Overview reference
Other Implementations
Problem
Goal
Simply obtain a valid url from the command line, determine if the given url has a rss feed ( <url>/feed). If it does, display a list of all the items and allow the user to open a post by clicking on an item.
Pseudo-code
- Get url from user
- Make request to url
- Find rss feed link
- Check if rss feed exists: like content is in url/feed
- Else return not found
- Make request to feed link
- Create UI to display news feed
Solution
Get url from user
def geturlfromuser() -> str:
userinput: str = input("Type in a valid url ")
return userinput
This method simply retrieves the user’s url.
Validate Url
Before making any requests, we have to know if it points to something. Therefore with the urlparse module, I can extract the protocol or scheme from the user’s input and check if it is either an http or https scheme.
def validateurl(url: str) -> bool:
parsed = urlparse(url)
allowedscheme = ["http", "https"]
scheme: str = parsed.scheme
return scheme in allowedscheme
Remove trailing slashes
This function ensures there are no trailing / characters at the end of the user’s url.
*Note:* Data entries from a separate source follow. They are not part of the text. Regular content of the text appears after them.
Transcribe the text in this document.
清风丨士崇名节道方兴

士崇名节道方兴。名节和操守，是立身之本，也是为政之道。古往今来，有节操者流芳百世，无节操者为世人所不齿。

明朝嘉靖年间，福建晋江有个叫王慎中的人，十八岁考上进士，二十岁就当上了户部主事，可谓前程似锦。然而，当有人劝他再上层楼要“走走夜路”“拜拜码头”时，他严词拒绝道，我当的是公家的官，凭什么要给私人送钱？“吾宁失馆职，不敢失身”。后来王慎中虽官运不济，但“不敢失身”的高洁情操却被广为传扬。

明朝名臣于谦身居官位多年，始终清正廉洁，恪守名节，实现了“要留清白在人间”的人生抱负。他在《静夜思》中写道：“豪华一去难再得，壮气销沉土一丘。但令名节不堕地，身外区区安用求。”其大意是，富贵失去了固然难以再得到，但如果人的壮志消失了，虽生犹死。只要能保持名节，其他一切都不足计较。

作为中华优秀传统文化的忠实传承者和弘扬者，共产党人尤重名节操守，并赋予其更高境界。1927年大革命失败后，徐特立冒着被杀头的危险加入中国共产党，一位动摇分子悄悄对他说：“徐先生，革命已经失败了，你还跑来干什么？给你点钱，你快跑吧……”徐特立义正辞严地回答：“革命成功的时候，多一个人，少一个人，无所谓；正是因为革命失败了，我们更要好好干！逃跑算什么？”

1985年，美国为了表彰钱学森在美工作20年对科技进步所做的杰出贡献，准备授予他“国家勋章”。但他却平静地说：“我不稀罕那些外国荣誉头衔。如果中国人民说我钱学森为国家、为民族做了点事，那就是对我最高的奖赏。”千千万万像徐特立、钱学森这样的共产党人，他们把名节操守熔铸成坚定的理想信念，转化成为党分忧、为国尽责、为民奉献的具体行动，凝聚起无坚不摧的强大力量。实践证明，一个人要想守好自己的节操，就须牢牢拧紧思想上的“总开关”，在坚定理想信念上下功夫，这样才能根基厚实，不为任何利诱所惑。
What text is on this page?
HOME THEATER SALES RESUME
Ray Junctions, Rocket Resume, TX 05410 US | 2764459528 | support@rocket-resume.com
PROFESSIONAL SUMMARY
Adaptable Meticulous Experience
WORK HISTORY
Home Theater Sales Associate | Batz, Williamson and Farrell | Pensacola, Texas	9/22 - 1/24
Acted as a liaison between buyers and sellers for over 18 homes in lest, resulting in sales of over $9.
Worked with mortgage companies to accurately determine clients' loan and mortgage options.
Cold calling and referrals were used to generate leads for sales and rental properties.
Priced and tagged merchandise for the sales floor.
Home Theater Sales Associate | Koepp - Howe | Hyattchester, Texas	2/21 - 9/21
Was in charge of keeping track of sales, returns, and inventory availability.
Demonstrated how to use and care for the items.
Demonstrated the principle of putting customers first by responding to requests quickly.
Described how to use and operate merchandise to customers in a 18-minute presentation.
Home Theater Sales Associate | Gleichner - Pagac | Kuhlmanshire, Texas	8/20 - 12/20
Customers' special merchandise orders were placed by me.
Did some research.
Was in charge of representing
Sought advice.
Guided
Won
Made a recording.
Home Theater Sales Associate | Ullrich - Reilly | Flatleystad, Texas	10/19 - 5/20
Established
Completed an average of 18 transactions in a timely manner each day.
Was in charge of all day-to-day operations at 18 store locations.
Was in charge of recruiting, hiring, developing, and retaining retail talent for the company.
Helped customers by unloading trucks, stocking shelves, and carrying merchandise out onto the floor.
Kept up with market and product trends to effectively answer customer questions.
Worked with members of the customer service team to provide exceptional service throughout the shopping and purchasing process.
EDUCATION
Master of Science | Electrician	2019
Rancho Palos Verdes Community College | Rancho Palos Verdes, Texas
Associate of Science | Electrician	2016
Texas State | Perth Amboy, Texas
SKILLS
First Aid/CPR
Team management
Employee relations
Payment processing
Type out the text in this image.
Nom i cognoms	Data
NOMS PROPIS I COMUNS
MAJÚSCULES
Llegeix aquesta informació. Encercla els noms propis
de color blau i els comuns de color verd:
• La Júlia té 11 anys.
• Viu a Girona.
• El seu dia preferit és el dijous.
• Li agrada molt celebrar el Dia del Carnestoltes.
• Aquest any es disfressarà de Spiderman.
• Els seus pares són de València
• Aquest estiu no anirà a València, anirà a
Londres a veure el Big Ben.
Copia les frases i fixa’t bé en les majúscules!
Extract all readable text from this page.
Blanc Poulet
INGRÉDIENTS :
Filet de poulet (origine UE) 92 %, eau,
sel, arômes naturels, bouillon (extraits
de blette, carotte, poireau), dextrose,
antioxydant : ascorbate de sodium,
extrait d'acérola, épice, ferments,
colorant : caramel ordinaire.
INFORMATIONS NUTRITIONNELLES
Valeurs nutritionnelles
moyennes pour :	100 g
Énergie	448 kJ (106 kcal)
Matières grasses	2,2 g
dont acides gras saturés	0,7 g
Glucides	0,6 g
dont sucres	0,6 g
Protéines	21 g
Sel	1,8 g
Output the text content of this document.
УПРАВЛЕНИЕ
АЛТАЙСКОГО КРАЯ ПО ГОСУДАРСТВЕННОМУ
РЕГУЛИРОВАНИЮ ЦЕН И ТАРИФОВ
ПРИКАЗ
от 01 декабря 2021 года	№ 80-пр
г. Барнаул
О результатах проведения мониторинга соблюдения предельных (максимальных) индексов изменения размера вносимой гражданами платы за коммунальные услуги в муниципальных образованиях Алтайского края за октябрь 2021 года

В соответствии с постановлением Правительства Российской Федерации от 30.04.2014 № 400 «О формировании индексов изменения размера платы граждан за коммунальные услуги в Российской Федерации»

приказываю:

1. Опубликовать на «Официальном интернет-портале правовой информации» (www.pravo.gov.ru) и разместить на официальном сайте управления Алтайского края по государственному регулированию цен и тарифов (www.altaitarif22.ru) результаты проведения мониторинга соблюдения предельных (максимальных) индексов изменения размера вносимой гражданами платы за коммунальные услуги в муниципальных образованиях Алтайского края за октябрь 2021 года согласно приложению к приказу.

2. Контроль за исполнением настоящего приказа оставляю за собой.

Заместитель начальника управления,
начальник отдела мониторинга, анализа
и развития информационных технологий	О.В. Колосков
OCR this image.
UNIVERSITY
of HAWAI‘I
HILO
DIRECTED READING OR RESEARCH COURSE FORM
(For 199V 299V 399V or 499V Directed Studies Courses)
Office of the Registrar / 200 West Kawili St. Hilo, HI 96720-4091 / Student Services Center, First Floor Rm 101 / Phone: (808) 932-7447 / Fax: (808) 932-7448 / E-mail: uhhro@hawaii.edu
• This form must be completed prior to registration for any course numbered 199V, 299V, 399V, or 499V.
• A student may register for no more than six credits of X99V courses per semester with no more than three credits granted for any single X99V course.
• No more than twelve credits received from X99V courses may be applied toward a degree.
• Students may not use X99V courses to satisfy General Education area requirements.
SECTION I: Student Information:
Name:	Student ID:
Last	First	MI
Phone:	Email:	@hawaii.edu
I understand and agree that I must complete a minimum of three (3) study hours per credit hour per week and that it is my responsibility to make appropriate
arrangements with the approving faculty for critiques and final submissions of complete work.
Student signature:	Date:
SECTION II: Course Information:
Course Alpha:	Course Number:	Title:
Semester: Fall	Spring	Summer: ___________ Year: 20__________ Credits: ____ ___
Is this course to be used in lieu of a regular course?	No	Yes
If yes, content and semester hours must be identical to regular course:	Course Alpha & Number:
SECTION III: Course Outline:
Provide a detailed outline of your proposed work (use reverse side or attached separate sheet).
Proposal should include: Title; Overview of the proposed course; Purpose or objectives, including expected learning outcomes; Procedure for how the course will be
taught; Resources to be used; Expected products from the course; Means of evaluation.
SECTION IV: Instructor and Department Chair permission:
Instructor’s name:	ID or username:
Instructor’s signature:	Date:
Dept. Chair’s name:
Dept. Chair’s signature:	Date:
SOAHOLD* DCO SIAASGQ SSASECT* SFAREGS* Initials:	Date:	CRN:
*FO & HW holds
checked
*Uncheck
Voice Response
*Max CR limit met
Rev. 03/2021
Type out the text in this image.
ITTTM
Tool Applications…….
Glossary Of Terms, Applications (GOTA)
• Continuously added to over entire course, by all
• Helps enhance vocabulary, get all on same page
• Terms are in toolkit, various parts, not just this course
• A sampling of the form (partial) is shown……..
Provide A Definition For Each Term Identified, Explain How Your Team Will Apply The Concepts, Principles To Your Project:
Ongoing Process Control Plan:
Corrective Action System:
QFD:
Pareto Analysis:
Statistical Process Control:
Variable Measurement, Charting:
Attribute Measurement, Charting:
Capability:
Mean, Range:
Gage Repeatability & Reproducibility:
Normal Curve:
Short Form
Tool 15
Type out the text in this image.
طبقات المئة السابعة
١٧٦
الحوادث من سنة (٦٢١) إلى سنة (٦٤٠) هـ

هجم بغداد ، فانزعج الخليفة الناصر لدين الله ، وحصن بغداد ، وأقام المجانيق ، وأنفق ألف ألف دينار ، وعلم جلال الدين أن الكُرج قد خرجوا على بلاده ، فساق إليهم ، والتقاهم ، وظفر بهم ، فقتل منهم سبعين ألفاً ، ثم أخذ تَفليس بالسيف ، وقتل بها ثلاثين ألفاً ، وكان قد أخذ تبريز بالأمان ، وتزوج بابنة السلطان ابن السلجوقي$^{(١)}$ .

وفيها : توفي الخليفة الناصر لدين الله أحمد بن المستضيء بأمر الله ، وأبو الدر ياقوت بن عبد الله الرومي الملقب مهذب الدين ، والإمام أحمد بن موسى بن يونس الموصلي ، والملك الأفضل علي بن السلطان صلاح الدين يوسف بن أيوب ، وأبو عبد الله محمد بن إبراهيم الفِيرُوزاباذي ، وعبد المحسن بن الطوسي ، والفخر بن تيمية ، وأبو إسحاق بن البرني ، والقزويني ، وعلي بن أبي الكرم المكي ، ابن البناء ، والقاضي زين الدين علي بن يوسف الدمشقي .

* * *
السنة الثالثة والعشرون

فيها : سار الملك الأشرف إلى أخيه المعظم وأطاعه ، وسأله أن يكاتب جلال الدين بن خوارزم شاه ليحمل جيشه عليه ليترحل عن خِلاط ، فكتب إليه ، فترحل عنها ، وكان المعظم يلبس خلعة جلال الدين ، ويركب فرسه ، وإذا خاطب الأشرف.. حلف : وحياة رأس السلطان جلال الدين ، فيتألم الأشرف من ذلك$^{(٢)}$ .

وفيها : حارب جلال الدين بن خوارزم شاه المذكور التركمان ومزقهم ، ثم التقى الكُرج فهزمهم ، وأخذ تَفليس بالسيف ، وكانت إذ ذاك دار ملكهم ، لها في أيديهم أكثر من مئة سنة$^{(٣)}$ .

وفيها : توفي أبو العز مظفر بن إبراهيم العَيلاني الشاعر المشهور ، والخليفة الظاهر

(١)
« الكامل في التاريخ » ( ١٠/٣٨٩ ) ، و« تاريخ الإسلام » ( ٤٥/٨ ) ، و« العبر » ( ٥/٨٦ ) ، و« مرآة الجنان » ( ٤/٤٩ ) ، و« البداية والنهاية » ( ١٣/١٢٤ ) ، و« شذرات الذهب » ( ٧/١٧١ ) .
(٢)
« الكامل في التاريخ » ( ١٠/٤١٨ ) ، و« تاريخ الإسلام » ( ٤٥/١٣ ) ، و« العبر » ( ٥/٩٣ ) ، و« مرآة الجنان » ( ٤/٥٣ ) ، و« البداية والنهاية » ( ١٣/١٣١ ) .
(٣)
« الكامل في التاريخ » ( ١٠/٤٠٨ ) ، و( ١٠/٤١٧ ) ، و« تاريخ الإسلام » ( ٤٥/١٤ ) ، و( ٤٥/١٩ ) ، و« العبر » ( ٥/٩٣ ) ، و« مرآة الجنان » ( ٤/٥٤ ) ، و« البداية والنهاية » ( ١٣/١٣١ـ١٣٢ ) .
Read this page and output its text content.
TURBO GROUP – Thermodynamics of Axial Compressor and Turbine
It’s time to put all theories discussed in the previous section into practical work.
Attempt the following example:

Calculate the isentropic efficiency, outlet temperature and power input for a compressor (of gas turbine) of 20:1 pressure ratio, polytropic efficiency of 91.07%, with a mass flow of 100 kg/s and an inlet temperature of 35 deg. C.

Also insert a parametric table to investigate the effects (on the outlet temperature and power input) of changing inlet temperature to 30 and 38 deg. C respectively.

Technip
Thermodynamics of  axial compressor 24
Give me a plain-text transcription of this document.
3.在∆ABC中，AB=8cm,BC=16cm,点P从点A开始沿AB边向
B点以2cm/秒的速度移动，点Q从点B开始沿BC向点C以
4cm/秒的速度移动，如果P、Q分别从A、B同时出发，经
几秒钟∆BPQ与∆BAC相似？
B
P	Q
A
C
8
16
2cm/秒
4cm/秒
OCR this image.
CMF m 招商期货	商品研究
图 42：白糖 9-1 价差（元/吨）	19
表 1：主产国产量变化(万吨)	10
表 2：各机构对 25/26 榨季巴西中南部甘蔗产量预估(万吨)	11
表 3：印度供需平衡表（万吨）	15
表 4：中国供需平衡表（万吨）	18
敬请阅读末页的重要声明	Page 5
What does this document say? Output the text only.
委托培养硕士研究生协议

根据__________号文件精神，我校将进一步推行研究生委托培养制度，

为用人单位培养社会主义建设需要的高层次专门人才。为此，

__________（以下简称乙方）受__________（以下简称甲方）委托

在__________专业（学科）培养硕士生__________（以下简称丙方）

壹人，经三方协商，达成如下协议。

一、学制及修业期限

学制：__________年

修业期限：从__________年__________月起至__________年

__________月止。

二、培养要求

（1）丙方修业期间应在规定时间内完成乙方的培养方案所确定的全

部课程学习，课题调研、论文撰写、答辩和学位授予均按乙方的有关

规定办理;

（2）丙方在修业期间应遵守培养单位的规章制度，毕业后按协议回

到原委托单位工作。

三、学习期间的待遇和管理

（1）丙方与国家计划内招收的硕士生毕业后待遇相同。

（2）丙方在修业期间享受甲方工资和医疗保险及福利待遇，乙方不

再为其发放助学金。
def cleanurl(url: str) -> str:
if url[len(url) - 1] == "/":
return url[0: len(url) - 1]
else:
return url
Fetch the xml file at the user’s url
Once the url has been validated and cleaned up, we can make requests. Since we are simply retrieving data, the HTTP verb GET should suffice. Unlike JS where any bad response (4xx and 5xx status code) gets thrown as an error, you would have to raise the status to get a similar experience using the requests module. However when the status code is 2xx no error is thrown after response.raise_for_status call.
def fetchxmlasstring(url: str) -> str:
try:
response = requests.get(url)
response.raise_for_status()
return response.text
except HTTPError as httperror:
print("Errror:fetchxmlasstring {}".format(httperror))
except Exception as e:
print("General excepton: {}".format(e))
else:
print("done")
The response content can be read from the text property of the response object. As seen above there are two except blocks with different exception /error type. This allows us to narrow down the reaction of our program based on the type of exception thrown.
Get Item elements from XML
After that, it is time to extract the needed elements of the xml tree. According to this article, the most recent blog posts or articles are represented as item elements in the tree. The children nodes of each item element provides basic information about the specific post. For instance article title, description and link. For this exercise, only these elements are needed. By using the ET module the string xml content can be transformed into an object with methods allowing for specific item selection.
def getitems(content: str) -> List[Item]:
root = ET.fromstring(content)
items: List[Item] = list()
print("finding items")
for item in root.findall(".//item"):
title = item.find("title").text
description = item.find("description").text
link = item.find("link").text
item: Item = Item(title, description, link)
items.append(item)
return items
You may wonder, why did I use “.//item” and why not “item” ? I did actually, until I read the documentation in more detail. Based on the documented syntax, searching and selection by the tag alone means selection of DIRECT child nodes with the given tag e.g. item. If you open an RSS XML file, you’d notice that the item elements/nodes are not direct children of the root. Thus root.findall(“item”) would return nothing or an empty list. On the other hand, by using “.” ( current node) and / (a level down the current node) we can specify the level at which the selection should begin. Try to view the tree with an xml to json tree online tool; you should see that the item falls under the channel node, which is a direct child of the root node.
Note: .// would mean, two levels below the current node.
Setup the Graphical User Interface
With all the effort we’ve put in, we have to see something right? . Tkinter is apparently a well known module for quickly drawing up an interface in python. The expected GUI for this exercise is a list of items, each showing two non editable text fields ( title and descriptions) and a button ( for opening of the post in a browser).
def setupui(items: List[Item]) -> None:
top = tkinter.Tk()
for item in items:
label = tkinter.Label(top, text=item.title)
button = tkinter.Button(top, text="Open Post",
command=item.openbrowser)
description = tkinter.Message(top, text=item.description)
label.pack()
description.pack()
button.pack()
tkinter.mainloop()
Since each button has to open a browser to a different url, i decided to create a class for each item which has title, description and link instance variables. The link value will be used by the instance method called “openbrowser”, which will be bound to the corresponding button element. Once the elements are created, the gui is displayed.
class Item:
title: str
description: str
link: str
def __init__(self, title, description, link):
super().__init__()
self.title = title
self.description = description
self.link = link
def openbrowser(self) -> None:
webbrowser.open_new_tab(self.link)
Start the Method
def start():
url: str = geturlfromuser()
isvalid: bool = validateurl(url)
if isvalid == True:
cleanedurl: str = cleanurl(url)
content: str = fetchxmlasstring("{}/feed".format(cleanedurl))
if content and len(content) > 0:
items: List[Item] = getitems(content)
setupui(items)
else:
print("invalid url {}".format(url))
Run Script

Running python script for RSS Feed GUI
Full Code
Author Notes
This is most likely not the cleanest implementation, just a heads up.